GIS Day After

It’s the morning of November 21st, but not for long. You open one eye. Just one; it’s best not to rush such things. Apparently, you finally came to rest in the ball pit you all made using the squishy globes from myriad conferences past. A cursory scan tells you the GIS lab is trashed. It starts to come back to you: the rousing game of “Pin the Certificate on the Khakis.” Yes, there are your pleated khakis on the wall with everyone’s training and GISP certificates stuck on or around them with pushpins. Someone won in what would have been a most painful way if the khakis had been on your body. The loin cloth fashioned from the old hard-copy topos (which you are still wearing). The fact that you let the intern talk you into finally opening a Twitter account and your glee at discovering you could attach photos to geocoded tweets with your BlackBerry.

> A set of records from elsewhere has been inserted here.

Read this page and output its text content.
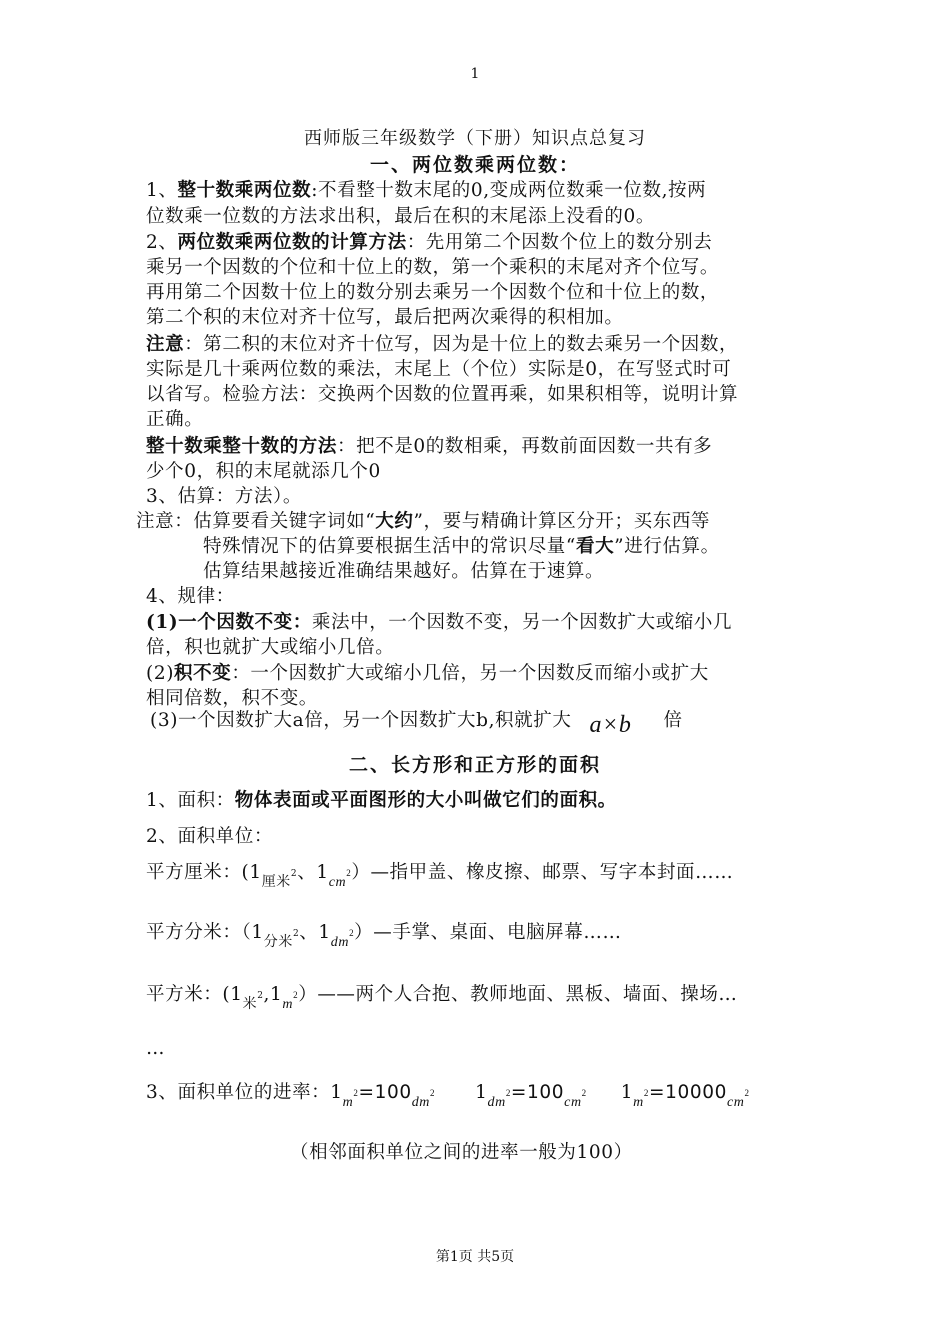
1
西师版三年级数学（下册）知识点总复习
一、两位数乘两位数：
1、整十数乘两位数:不看整十数末尾的0,变成两位数乘一位数,按两
位数乘一位数的方法求出积，最后在积的末尾添上没看的0。
2、两位数乘两位数的计算方法：先用第二个因数个位上的数分别去
乘另一个因数的个位和十位上的数，第一个乘积的末尾对齐个位写。
再用第二个因数十位上的数分别去乘另一个因数个位和十位上的数，
第二个积的末位对齐十位写，最后把两次乘得的积相加。
注意：第二积的末位对齐十位写，因为是十位上的数去乘另一个因数，
实际是几十乘两位数的乘法，末尾上（个位）实际是0，在写竖式时可
以省写。检验方法：交换两个因数的位置再乘，如果积相等，说明计算
正确。
整十数乘整十数的方法：把不是0的数相乘，再数前面因数一共有多
少个0，积的末尾就添几个0
3、估算：方法）。
注意：估算要看关键字词如“大约”，要与精确计算区分开；买东西等
特殊情况下的估算要根据生活中的常识尽量“看大”进行估算。
估算结果越接近准确结果越好。估算在于速算。
4、规律：
(1)一个因数不变：乘法中，一个因数不变，另一个因数扩大或缩小几
倍，积也就扩大或缩小几倍。
(2)积不变：一个因数扩大或缩小几倍，另一个因数反而缩小或扩大
相同倍数，积不变。
(3)一个因数扩大a倍，另一个因数扩大b,积就扩大 a×b 倍
二、长方形和正方形的面积
1、面积：物体表面或平面图形的大小叫做它们的面积。
2、面积单位：
平方厘米：($1_{厘米^2}$、$1_{cm^2})—$指甲盖、橡皮擦、邮票、写字本封面……
平方分米：（$1_{分米^2}$、$1_{dm^2})—$手掌、桌面、电脑屏幕……
平方米：$(1_{米^2},1_{m^2})——$两个人合抱、教师地面、黑板、墙面、操场…
…
3、面积单位的进率：$1_{m^2}=100_{dm^2}$ $1_{dm^2}=100_{cm^2}$ $1_{m^2}=10000_{cm^2}$
（相邻面积单位之间的进率一般为100）
第1页 共5页
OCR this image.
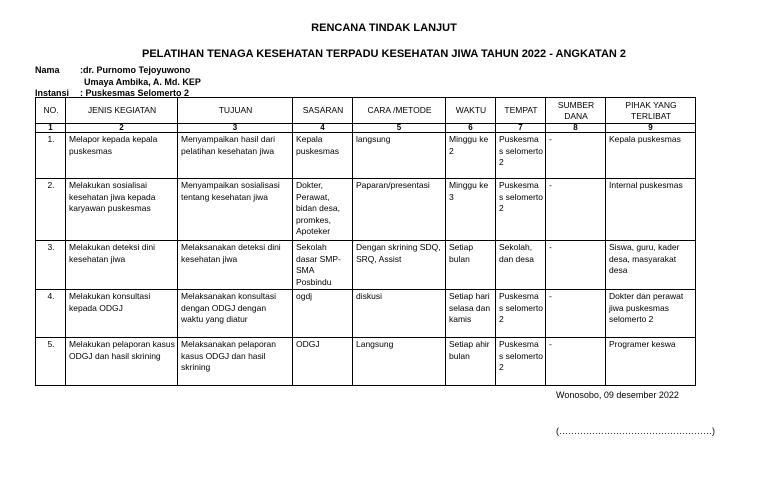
RENCANA TINDAK LANJUT
PELATIHAN TENAGA KESEHATAN TERPADU KESEHATAN JIWA TAHUN 2022 - ANGKATAN 2
Nama :dr. Purnomo Tejoyuwono
Umaya Ambika, A. Md. KEP
Instansi : Puskesmas Selomerto 2
NO.	JENIS KEGIATAN	TUJUAN	SASARAN	CARA /METODE	WAKTU	TEMPAT	SUMBER DANA	PIHAK YANG TERLIBAT
1	2	3	4	5	6	7	8	9
1.	Melapor kepada kepala puskesmas	Menyampaikan hasil dari pelatihan kesehatan jiwa	Kepala puskesmas	langsung	Minggu ke 2	Puskesma s selomerto 2	-	Kepala puskesmas
2.	Melakukan sosialisai kesehatan jiwa kepada karyawan puskesmas	Menyampaikan sosialisasi tentang kesehatan jiwa	Dokter, Perawat, bidan desa, promkes, Apoteker	Paparan/presentasi	Minggu ke 3	Puskesma s selomerto 2	-	Internal puskesmas
3.	Melakukan deteksi dini kesehatan jiwa	Melaksanakan deteksi dini kesehatan jiwa	Sekolah dasar SMP-SMA Posbindu	Dengan skrining SDQ, SRQ, Assist	Setiap bulan	Sekolah, dan desa	-	Siswa, guru, kader desa, masyarakat desa
4.	Melakukan konsultasi kepada ODGJ	Melaksanakan konsultasi dengan ODGJ dengan waktu yang diatur	ogdj	diskusi	Setiap hari selasa dan kamis	Puskesma s selomerto 2	-	Dokter dan perawat jiwa puskesmas selomerto 2
5.	Melakukan pelaporan kasus ODGJ dan hasil skrining	Melaksanakan pelaporan kasus ODGJ dan hasil skrining	ODGJ	Langsung	Setiap ahir bulan	Puskesma s selomerto 2	-	Programer keswa
Wonosobo, 09 desember 2022
(……………………………………………)
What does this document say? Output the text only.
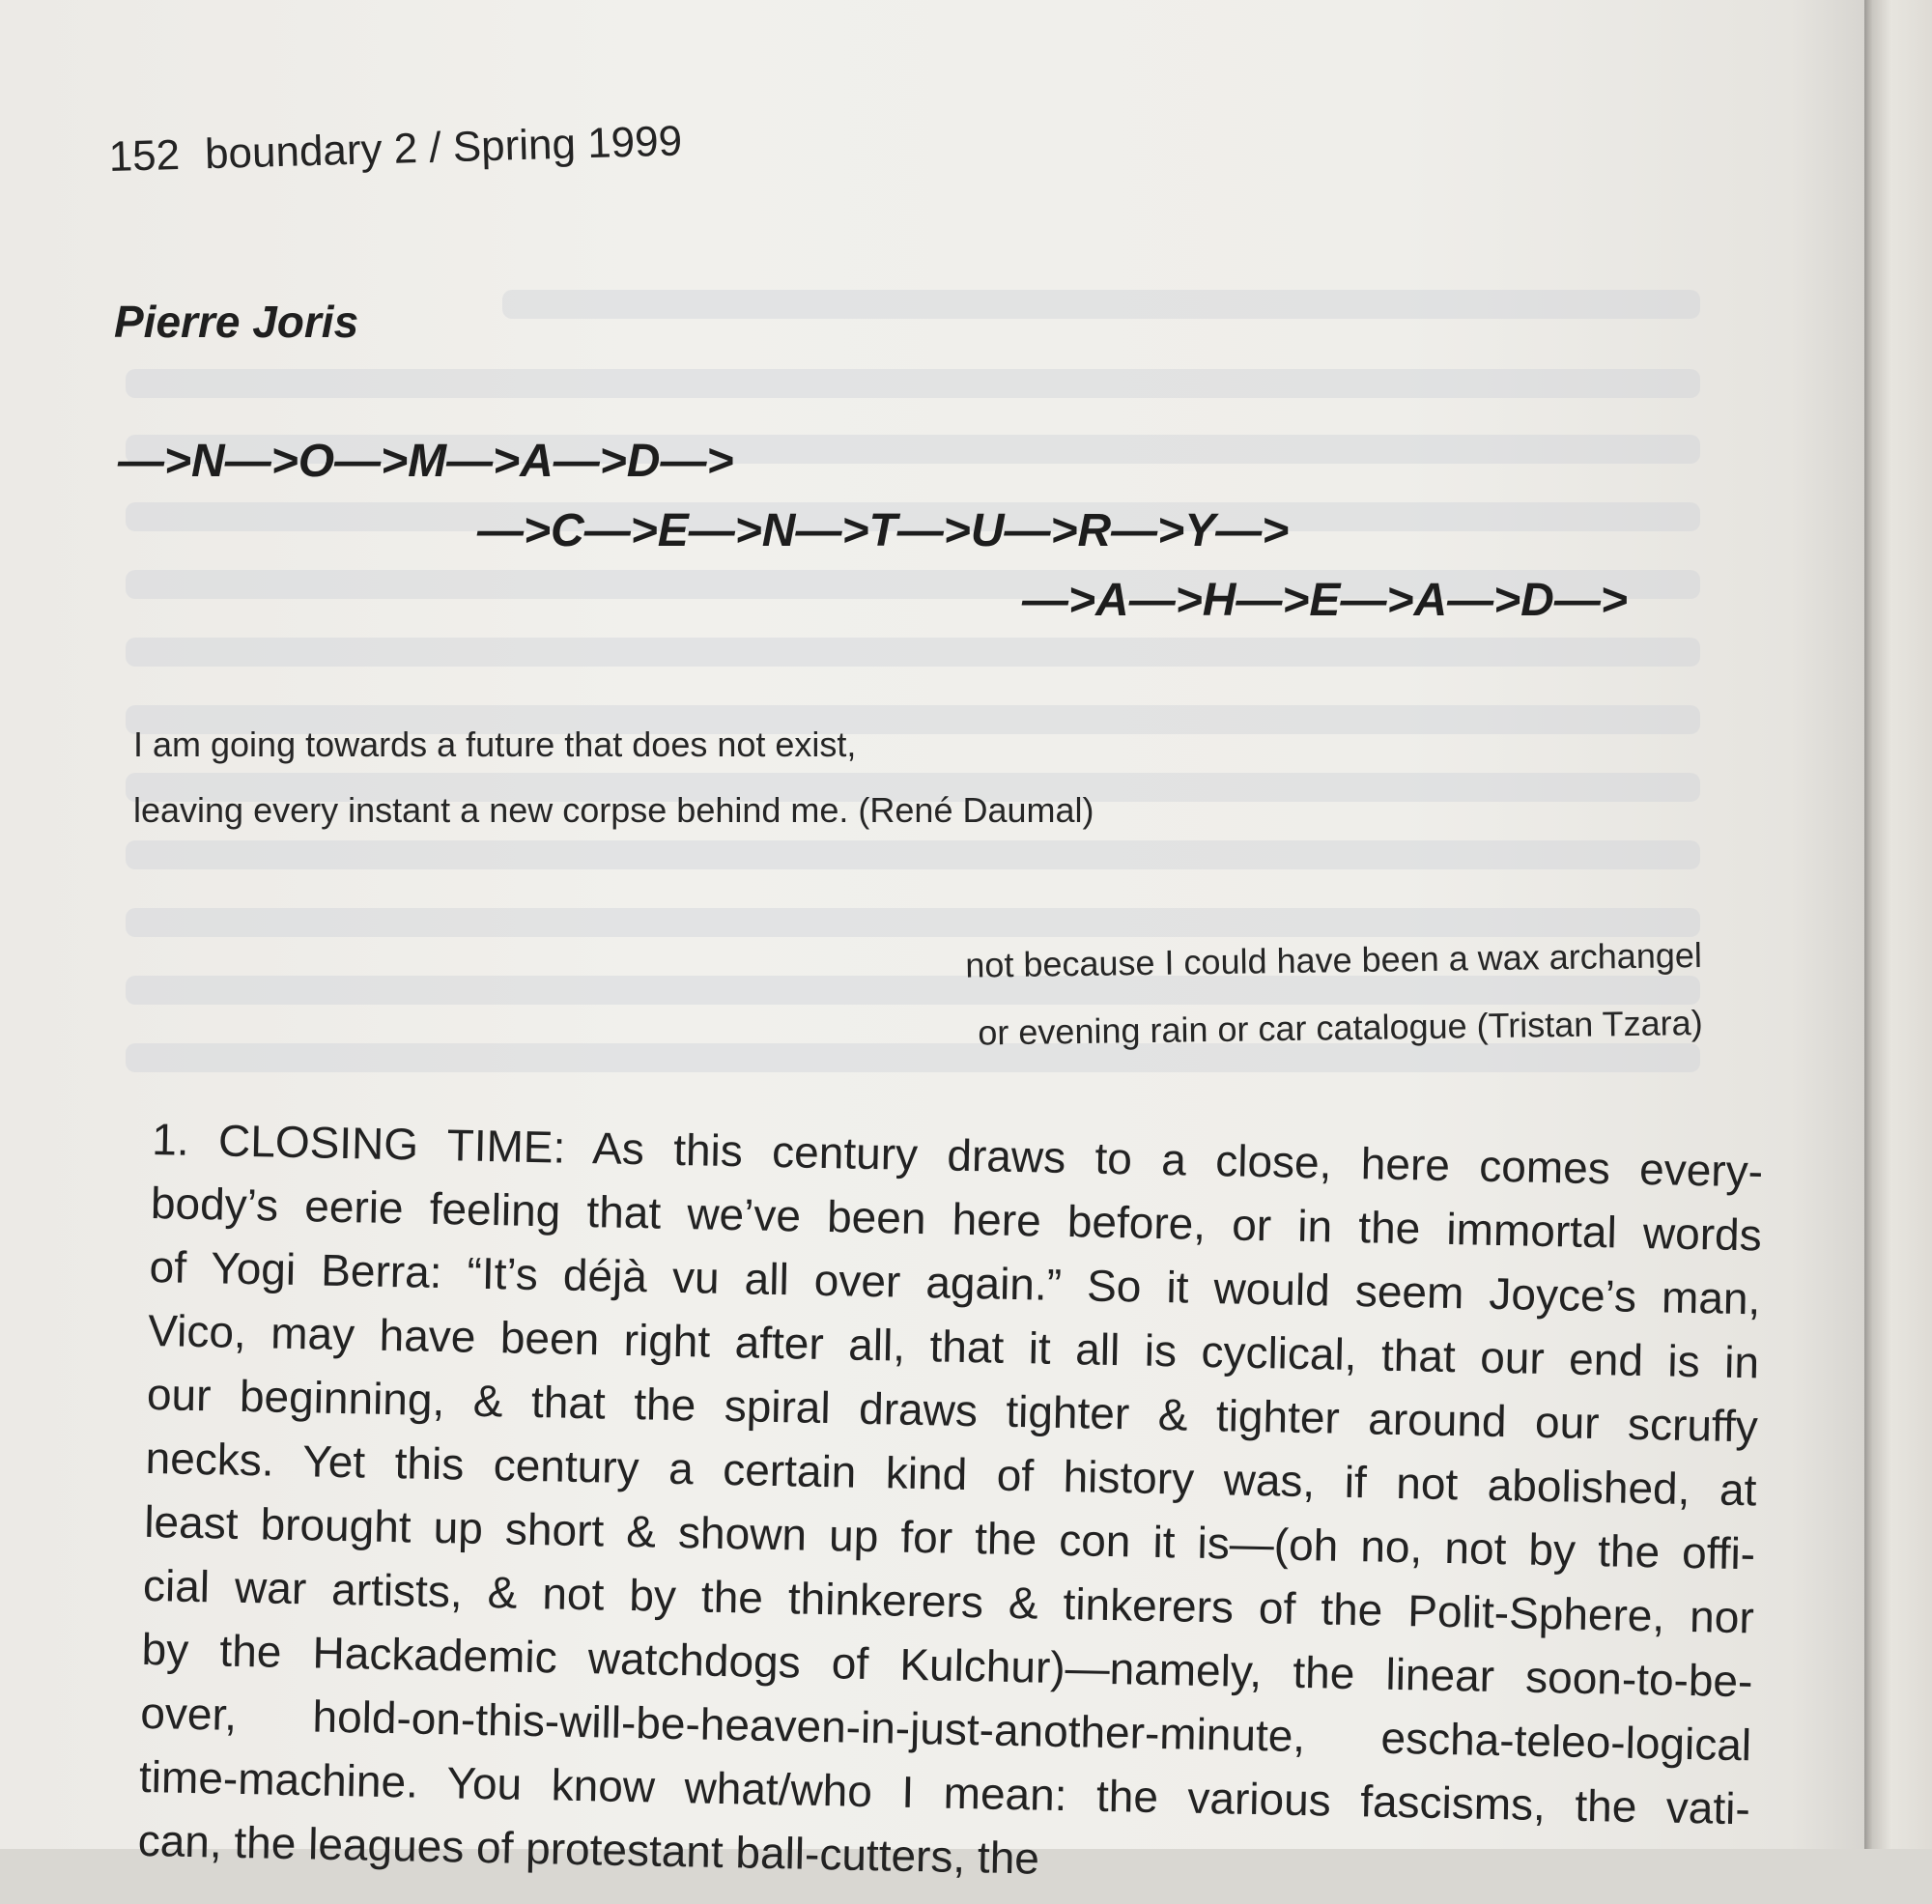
152 boundary 2 / Spring 1999
Pierre Joris
—>N—>O—>M—>A—>D—>
—>C—>E—>N—>T—>U—>R—>Y—>
—>A—>H—>E—>A—>D—>
I am going towards a future that does not exist,
leaving every instant a new corpse behind me. (René Daumal)
not because I could have been a wax archangel
or evening rain or car catalogue (Tristan Tzara)
1. CLOSING TIME: As this century draws to a close, here comes every-
body’s eerie feeling that we’ve been here before, or in the immortal words
of Yogi Berra: “It’s déjà vu all over again.” So it would seem Joyce’s man,
Vico, may have been right after all, that it all is cyclical, that our end is in
our beginning, & that the spiral draws tighter & tighter around our scruffy
necks. Yet this century a certain kind of history was, if not abolished, at
least brought up short & shown up for the con it is—(oh no, not by the offi-
cial war artists, & not by the thinkerers & tinkerers of the Polit-Sphere, nor
by the Hackademic watchdogs of Kulchur)—namely, the linear soon-to-be-
over, hold-on-this-will-be-heaven-in-just-another-minute, escha-teleo-logical
time-machine. You know what/who I mean: the various fascisms, the vati-
can, the leagues of protestant ball-cutters, the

You look around the room at your coworkers strewn across the floor. There’s the ArcObjects guy still sporting his “war paint” from the plotter toner. There’s your lead analyst with a face tattoo of the town’s land-use drawn in marker and, she proudly insisted, accurately projected in state plane. Slowly, you are able to account for everyone on your GIS staff. Good, no one has gone missing…except the intern.

The door opens and you turn to see the intern standing there in all of her college-kid resilience, letting in far too much sunlight for your comfort. You’re not sure it’s possible to hate anyone more in this moment.

“Oh, good,” she says, “you’re awake. Are you going to do the hangout?”

“Hangout?” you mumble.

“Yeah, James Fee is doing a PostGIS Day hangout with a panel of experts on PostGIS. I told you about this. I told you about PostGIS. Don’t you remember? It starts in about an hour.”

It does sound familiar. You give it some thought. What better way to shake off the cobwebs from the bacchanalia of the “BEST GIS DAY EVAR!!!” (so says the hand-lettered Sharpie on the lab’s wall) than a little geo-hair-of-the-dog? Maybe it’s time to finally pay attention to this open-source stuff. You look around to survey the damage one more time. Besides, ditching the Oracle license might just about pay for this.

“Yeah,” you reply, “I’ll be there in five minutes. Close the door, please.”